From Voice of America
North Korean defectors surveyed by a Seoul-based human rights NGO say there is unlikely to be accountability for past abuses without a complete change of regime in the North, and many say international courts should eventually have a robust role in trying those “most responsible” for victimizing ordinary North Koreans.
The survey, made public this week by the Transitional Justice Working Group, questioned more than 450 North Korean escapees who have been active in the human rights civil sector between 2015 and 2019. More than half of them arrived before Kim Jong Un assumed power from his father, Kim Jong Il, in 2011. Ten respondents were interviewed in depth to complement the broader survey.
Physical or psychological consequences
Nearly 48 percent (47.7 percent) of the respondents said they had experienced physical violence directly at the hands of the state. More than 75 percent (75.4 percent) said they were victims of “wider harm,” including the loss of a close family member to execution or starvation, forced repatriation to North Korea from another country, and arrest or detention by the North Korean authorities. In addition, 63.4 percent indicated they still struggle to this day with the physical or psychological consequences of their time in North Korea.
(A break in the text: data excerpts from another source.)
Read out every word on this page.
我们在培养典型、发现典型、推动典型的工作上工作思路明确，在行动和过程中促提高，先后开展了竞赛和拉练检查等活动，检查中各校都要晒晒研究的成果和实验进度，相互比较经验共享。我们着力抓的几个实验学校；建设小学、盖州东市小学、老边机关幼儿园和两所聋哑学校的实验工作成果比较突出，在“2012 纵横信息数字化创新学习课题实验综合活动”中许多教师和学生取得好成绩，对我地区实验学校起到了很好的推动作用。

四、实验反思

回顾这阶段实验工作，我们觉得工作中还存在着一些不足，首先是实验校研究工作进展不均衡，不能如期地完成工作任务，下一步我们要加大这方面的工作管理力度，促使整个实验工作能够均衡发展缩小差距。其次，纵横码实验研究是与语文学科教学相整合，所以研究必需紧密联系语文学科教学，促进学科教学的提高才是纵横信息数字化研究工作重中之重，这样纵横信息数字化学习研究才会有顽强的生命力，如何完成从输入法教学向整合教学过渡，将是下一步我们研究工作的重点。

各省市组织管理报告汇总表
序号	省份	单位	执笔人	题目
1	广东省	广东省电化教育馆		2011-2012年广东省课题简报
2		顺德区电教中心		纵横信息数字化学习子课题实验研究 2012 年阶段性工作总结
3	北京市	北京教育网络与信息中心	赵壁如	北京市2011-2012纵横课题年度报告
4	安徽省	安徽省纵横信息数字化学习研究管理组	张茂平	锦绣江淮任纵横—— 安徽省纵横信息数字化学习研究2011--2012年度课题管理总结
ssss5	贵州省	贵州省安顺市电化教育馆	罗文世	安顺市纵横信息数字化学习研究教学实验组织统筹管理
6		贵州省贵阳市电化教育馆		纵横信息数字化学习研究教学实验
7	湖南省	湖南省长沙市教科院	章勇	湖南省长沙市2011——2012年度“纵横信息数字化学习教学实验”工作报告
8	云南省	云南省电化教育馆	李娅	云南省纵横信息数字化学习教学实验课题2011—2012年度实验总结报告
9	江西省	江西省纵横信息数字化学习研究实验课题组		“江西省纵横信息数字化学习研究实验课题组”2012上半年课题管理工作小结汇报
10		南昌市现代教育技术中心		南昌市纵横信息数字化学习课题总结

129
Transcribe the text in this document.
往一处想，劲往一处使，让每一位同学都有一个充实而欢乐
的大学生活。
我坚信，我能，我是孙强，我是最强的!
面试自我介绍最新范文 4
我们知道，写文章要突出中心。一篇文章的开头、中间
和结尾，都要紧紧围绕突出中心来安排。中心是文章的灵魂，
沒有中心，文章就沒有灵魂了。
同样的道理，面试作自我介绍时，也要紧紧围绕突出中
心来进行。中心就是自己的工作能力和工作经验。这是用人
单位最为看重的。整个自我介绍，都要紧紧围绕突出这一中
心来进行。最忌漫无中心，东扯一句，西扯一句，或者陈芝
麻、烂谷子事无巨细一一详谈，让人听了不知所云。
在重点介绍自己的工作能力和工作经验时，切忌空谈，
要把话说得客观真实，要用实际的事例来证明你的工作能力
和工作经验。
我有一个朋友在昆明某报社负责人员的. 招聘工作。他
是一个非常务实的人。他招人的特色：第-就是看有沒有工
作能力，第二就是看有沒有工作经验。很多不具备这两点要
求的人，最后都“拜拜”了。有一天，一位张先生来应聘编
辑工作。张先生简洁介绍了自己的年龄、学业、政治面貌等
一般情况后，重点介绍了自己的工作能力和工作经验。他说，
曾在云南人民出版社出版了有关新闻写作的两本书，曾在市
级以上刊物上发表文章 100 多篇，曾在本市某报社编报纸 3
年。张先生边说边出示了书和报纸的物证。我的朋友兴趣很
Nearly half of the respondents, or 45.9 percent, called for an international court based in a future unified Korea to hold trials for past abuses. Most of the other respondents were in favor of a either a hybrid court or an all Korean court.
TJWG Research Director Sarah Son, who authored the report, said defectors are practical in their understanding of what’s possible in terms of the legal system’s capacity. “One interviewee said ‘we cannot prosecute everyone who committed crimes under the North Korean regime,'” Son said. ‘We should prosecute based on the seriousness of the crime. Some officials did things because they were forced to do them, even though they did not want to do so,'” she quoted the interviewee as saying.
The rationale for an international court, says the report, is that Korean judges may see the accused as ethnic “brethren” and thus be too lenient. A number of respondents cited concerns that South Koreans lack recent historical experience of grave human rights abuses, posing a possible obstacle to achieving consensus about means of pursuing justice.
Researchers say the survey is a small step toward establishing a grassroots civil society approach toward holding North Korean perpetrators of human rights abuses accountable as North Korea transitions and reunification becomes a more imaginable possibility.
That remains a challenge, as many North Korean defectors arrive in the South with little or no conceptual framework of individual human rights, and others have security concerns. “Eighty-four percent of the respondents said they are fearful of participating in human rights work focused on North Korea,” Son said. “Primarily because they have concerns for the safety of family members remaining in North Korea.”
The report points to various tools of transitional justice that received broad support from the respondents. Financial compensation was considered very important by 70.1 percent; criminal prosecutions by 75.8 percent; official apologies by 76.9 percent; and non-judicial truth-telling by 82.9 percent. An overwhelming 91.5 percent of respondents supported the exhumation of mass burial sites.
Such tools have been implemented in other countries that have experienced atrocities, such as Poland, the native country of Joanna Hosaniak, Deputy Director of the Seoul-based Citizen’s Alliance for North Korean Human Rights. She leads groups of North Korean University Students on tours of Eastern Europe, with stops at secret police archives and concentration camps like Auschwitz.
“One student said it was really a healing process,” Hosaniak said. “Seeing the commonality of pain was the most powerful thing that she’s taking from that experience. The fact that they as North Koreans are not alone, they have never been alone, and the whole idea that the country can transform itself, and yet be in the past in a way, remembering the past and having such powerful policies in terms of processing that past– that this is possible gave them hope for the Korean peninsula.”